Supposing you mean that—I agree that it’s good to say “and I’m confused about this part of the problem”, while also perhaps saying “assuming I’ve formulated the problem correctly at all” and “as I understand it.”
Sure. However, in future posts, I will further contend that outer and inner alignment is not an appropriate or natural decomposition of the alignment problem. In my opinion, reifying these terms and reasoning from this frame increases our confusion and tacitly assumes away more promising approaches. (That’s not to say that there’s no one ever who is thinking reasonable and concrete thoughts from that frame. But my actual complaint stands.)
Wonderful! I don’t have any complaints per se about outer/inner alignment, but I use it relatively rarely in my own thinking, and it has resolved relatively few of my confusions about alignment.
FWIW I think the most important distinction in “alignment” is aligning with somebody’s preferences versus aligning with what is actually good, and I increasingly have the sense that the former does not lead in any limit to the latter.
I have an upcoming post which might be highly relevant. Many proposals which black-box human judgment / model humans, aren’t trying to get an AI which optimizes what people want. They’re getting an AI to optimize evaluations of plans—the quotation of human desires, as quoted via those evaluations. And I think that’s a subtle distinction which can prove quite fatal.
Right. Many seem to assume that there is a causal relationship good → human desires → human evaluations. They are hoping both that if we do well according to human evaluations then we will be satisfying human desires, and that if we satisfy human desires, we will create a good world. I think both of those assumptions are questionable.

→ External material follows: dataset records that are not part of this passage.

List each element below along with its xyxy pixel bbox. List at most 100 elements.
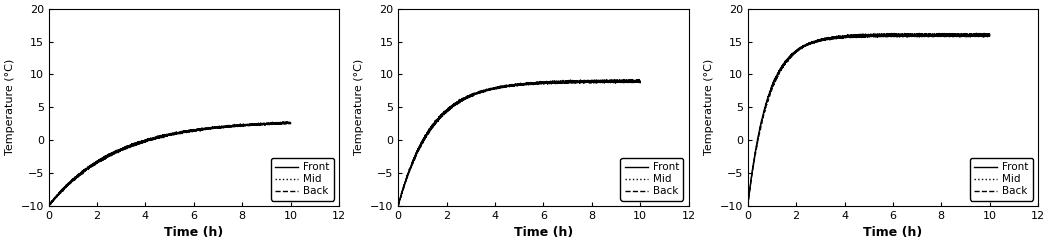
Front [627,80,639,83]
Mid [281,121,294,123]
Front [741,205,754,208]
Back [741,204,754,207]
Mid [153,135,166,138]
Back [932,33,945,36]
Front [160,133,172,136]
Back [285,121,297,124]
Front [634,81,647,84]
Line: Mid: Mid [748,34,990,207]
Mid [976,34,989,37]
Front [932,35,945,38]
Back [951,32,964,35]
Back [160,134,172,137]
Mid [853,34,865,37]
Mid [623,79,635,81]
Mid [984,33,996,36]
Line: Back: Back [48,122,291,206]
Legend: Front, Mid, Back: Front, Mid, Back [621,158,684,201]
Front [963,33,975,36]
Mid [233,124,246,127]
Back [632,78,645,81]
X-axis label: Time (h): Time (h) [863,226,923,239]
Front [583,81,595,84]
Back [583,79,595,82]
Y-axis label: Temperature (°C): Temperature (°C) [704,59,714,155]
Back [976,33,989,36]
Mid [741,205,754,208]
Back [153,136,166,139]
Front [153,135,166,138]
Mid [503,84,516,87]
Front [42,204,55,207]
Line: Back: Back [398,80,640,206]
X-axis label: Time (h): Time (h) [513,226,573,239]
Back [853,34,865,37]
Back [984,34,996,37]
Y-axis label: Temperature (°C): Temperature (°C) [5,59,15,155]
Back [627,79,639,81]
Mid [951,32,964,35]
Front [392,205,404,208]
Front [233,124,246,127]
Back [277,122,290,124]
Front [277,121,290,124]
Front [602,79,614,82]
Front [404,167,417,170]
Mid [509,83,522,86]
Front [285,122,297,125]
Y-axis label: Temperature (°C): Temperature (°C) [355,59,364,155]
Front [42,203,55,206]
Mid [634,79,647,82]
Mid [277,122,290,125]
Legend: Front, Mid, Back: Front, Mid, Back [271,158,334,201]
Mid [627,80,639,83]
Mid [42,204,55,207]
Back [42,204,55,207]
Back [509,83,522,86]
Back [277,122,290,124]
Front [509,83,522,86]
Front [55,189,67,192]
Mid [392,204,404,207]
Front [984,34,996,37]
Mid [55,191,67,193]
Front [278,121,291,124]
Mid [285,122,297,124]
Back [754,128,766,131]
Mid [42,203,55,206]
Back [280,120,293,123]
Mid [976,34,989,37]
X-axis label: Time (h): Time (h) [164,226,224,239]
Mid [392,204,404,207]
Line: Front: Front [398,81,640,206]
Back [627,80,639,82]
Mid [404,166,417,169]
Line: Mid: Mid [398,80,640,205]
Front [853,36,865,39]
Mid [754,128,766,131]
Front [503,85,516,88]
Line: Front: Front [48,122,291,205]
Back [859,33,872,36]
Front [976,34,989,37]
Mid [859,34,872,37]
Line: Front: Front [748,35,990,206]
Mid [160,134,172,137]
Mid [583,81,595,83]
Back [55,190,67,193]
Back [503,84,516,87]
Front [859,35,872,38]
Front [277,122,290,125]
Back [392,204,404,207]
Back [404,167,417,170]
Back [43,204,56,207]
Back [976,33,989,36]
Front [627,81,639,83]
Mid [277,122,290,125]
Legend: Front, Mid, Back: Front, Mid, Back [970,158,1033,201]
Back [233,124,246,127]
Line: Back: Back [748,33,990,206]
Front [976,35,989,38]
Mid [932,34,945,37]
Back [634,79,647,82]
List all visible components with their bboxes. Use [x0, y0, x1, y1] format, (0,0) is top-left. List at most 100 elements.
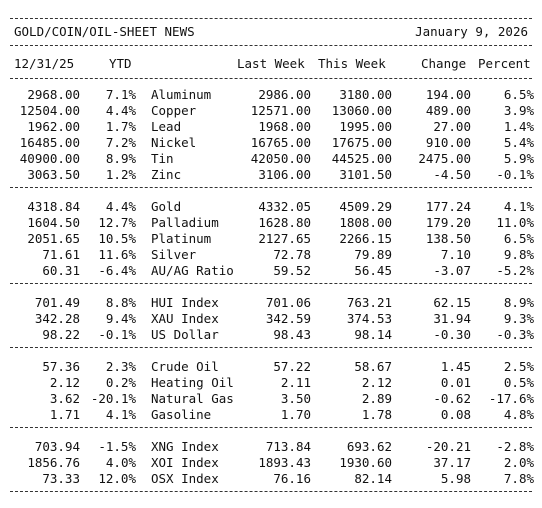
- table-row: 342.28 9.4% XAU Index 342.59 374.53 31.94 9.3%: [0, 311, 542, 327]
- divider-group: [10, 427, 532, 428]
- cell-instrument: Gasoline: [151, 407, 212, 422]
- cell-this-week: 1995.00: [339, 119, 392, 134]
- cell-instrument: HUI Index: [151, 295, 219, 310]
- cell-this-week: 3180.00: [339, 87, 392, 102]
- cell-percent: 5.9%: [503, 151, 534, 166]
- cell-prev-close: 60.31: [42, 263, 80, 278]
- cell-last-week: 2127.65: [258, 231, 311, 246]
- cell-percent: 2.5%: [503, 359, 534, 374]
- cell-ytd: 11.6%: [98, 247, 136, 262]
- col-header-last-week: Last Week: [237, 56, 305, 71]
- divider-header: [10, 45, 532, 46]
- cell-percent: 4.8%: [503, 407, 534, 422]
- cell-this-week: 13060.00: [331, 103, 392, 118]
- cell-prev-close: 73.33: [42, 471, 80, 486]
- table-row: 1604.50 12.7% Palladium 1628.80 1808.00 179.2…: [0, 215, 542, 231]
- cell-percent: 6.5%: [503, 87, 534, 102]
- cell-this-week: 2.12: [361, 375, 392, 390]
- cell-this-week: 44525.00: [331, 151, 392, 166]
- table-row: 3.62 -20.1% Natural Gas 3.50 2.89 -0.62 -17.6%: [0, 391, 542, 407]
- cell-this-week: 56.45: [354, 263, 392, 278]
- cell-this-week: 79.89: [354, 247, 392, 262]
- divider-group: [10, 491, 532, 492]
- divider-group: [10, 283, 532, 284]
- cell-change: 179.20: [425, 215, 471, 230]
- cell-ytd: 12.7%: [98, 215, 136, 230]
- col-header-change: Change: [421, 56, 467, 71]
- table-row: 16485.00 7.2% Nickel 16765.00 17675.00 910.00…: [0, 135, 542, 151]
- table-row: 2968.00 7.1% Aluminum 2986.00 3180.00 194.00 6…: [0, 87, 542, 103]
- cell-prev-close: 16485.00: [19, 135, 80, 150]
- table-row: 1.71 4.1% Gasoline 1.70 1.78 0.08 4.8%: [0, 407, 542, 423]
- cell-ytd: 1.2%: [105, 167, 136, 182]
- cell-last-week: 1.70: [280, 407, 311, 422]
- cell-last-week: 2.11: [280, 375, 311, 390]
- table-row: 60.31 -6.4% AU/AG Ratio 59.52 56.45 -3.07 -5.2…: [0, 263, 542, 279]
- cell-instrument: Gold: [151, 199, 182, 214]
- cell-last-week: 2986.00: [258, 87, 311, 102]
- cell-prev-close: 2968.00: [27, 87, 80, 102]
- cell-ytd: 4.1%: [105, 407, 136, 422]
- cell-prev-close: 1.71: [49, 407, 80, 422]
- cell-percent: 3.9%: [503, 103, 534, 118]
- col-header-prev: 12/31/25: [14, 56, 75, 71]
- cell-instrument: Aluminum: [151, 87, 212, 102]
- cell-this-week: 2.89: [361, 391, 392, 406]
- cell-last-week: 4332.05: [258, 199, 311, 214]
- cell-ytd: 0.2%: [105, 375, 136, 390]
- cell-prev-close: 98.22: [42, 327, 80, 342]
- cell-last-week: 72.78: [273, 247, 311, 262]
- cell-prev-close: 3063.50: [27, 167, 80, 182]
- cell-last-week: 12571.00: [250, 103, 311, 118]
- cell-percent: 2.0%: [503, 455, 534, 470]
- cell-instrument: Palladium: [151, 215, 219, 230]
- cell-percent: 1.4%: [503, 119, 534, 134]
- table-row: 1962.00 1.7% Lead 1968.00 1995.00 27.00 1.4%: [0, 119, 542, 135]
- table-row: 4318.84 4.4% Gold 4332.05 4509.29 177.24 4.1%: [0, 199, 542, 215]
- cell-change: 194.00: [425, 87, 471, 102]
- cell-this-week: 2266.15: [339, 231, 392, 246]
- cell-this-week: 17675.00: [331, 135, 392, 150]
- col-header-percent: Percent: [478, 56, 531, 71]
- cell-change: 177.24: [425, 199, 471, 214]
- cell-last-week: 57.22: [273, 359, 311, 374]
- cell-change: 2475.00: [418, 151, 471, 166]
- cell-percent: 9.3%: [503, 311, 534, 326]
- cell-ytd: 4.4%: [105, 199, 136, 214]
- cell-change: 489.00: [425, 103, 471, 118]
- cell-percent: -0.3%: [496, 327, 534, 342]
- cell-percent: 0.5%: [503, 375, 534, 390]
- col-header-this-week: This Week: [318, 56, 386, 71]
- cell-change: 62.15: [433, 295, 471, 310]
- cell-prev-close: 1962.00: [27, 119, 80, 134]
- cell-ytd: -6.4%: [98, 263, 136, 278]
- cell-this-week: 374.53: [346, 311, 392, 326]
- cell-prev-close: 40900.00: [19, 151, 80, 166]
- cell-last-week: 1628.80: [258, 215, 311, 230]
- cell-ytd: 8.8%: [105, 295, 136, 310]
- cell-prev-close: 3.62: [49, 391, 80, 406]
- cell-change: 27.00: [433, 119, 471, 134]
- cell-percent: 11.0%: [496, 215, 534, 230]
- cell-prev-close: 1604.50: [27, 215, 80, 230]
- cell-ytd: -20.1%: [90, 391, 136, 406]
- divider-columns: [10, 78, 532, 79]
- cell-ytd: 1.7%: [105, 119, 136, 134]
- cell-this-week: 693.62: [346, 439, 392, 454]
- cell-this-week: 4509.29: [339, 199, 392, 214]
- cell-percent: -2.8%: [496, 439, 534, 454]
- cell-this-week: 3101.50: [339, 167, 392, 182]
- table-row: 703.94 -1.5% XNG Index 713.84 693.62 -20.21 -2…: [0, 439, 542, 455]
- cell-prev-close: 701.49: [34, 295, 80, 310]
- table-row: 98.22 -0.1% US Dollar 98.43 98.14 -0.30 -0.3%: [0, 327, 542, 343]
- cell-last-week: 3106.00: [258, 167, 311, 182]
- table-row: 1856.76 4.0% XOI Index 1893.43 1930.60 37.17 2…: [0, 455, 542, 471]
- cell-instrument: AU/AG Ratio: [151, 263, 234, 278]
- cell-change: 0.08: [440, 407, 471, 422]
- cell-ytd: 4.0%: [105, 455, 136, 470]
- cell-last-week: 42050.00: [250, 151, 311, 166]
- cell-prev-close: 342.28: [34, 311, 80, 326]
- cell-instrument: Heating Oil: [151, 375, 234, 390]
- cell-change: -4.50: [433, 167, 471, 182]
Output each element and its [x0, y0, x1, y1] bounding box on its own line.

I like the analogy in which we consider an alternative world where AI researchers assumed, for whatever parochial reason, that it was actually human dreams that should guide AI behavior. In this world, they ask humans to write down their dreams, and try to devise AIs that would make the world like that. There are two assumptions here: (1) that making the world more like human dreams would be good, and (2) that humans can correctly report their dreams. In the case of dreams, both of these assumptions are suspect, right? But what exactly is the difference with human desires? Why do we assume that either they are a guide to what is good or can be reported accurately?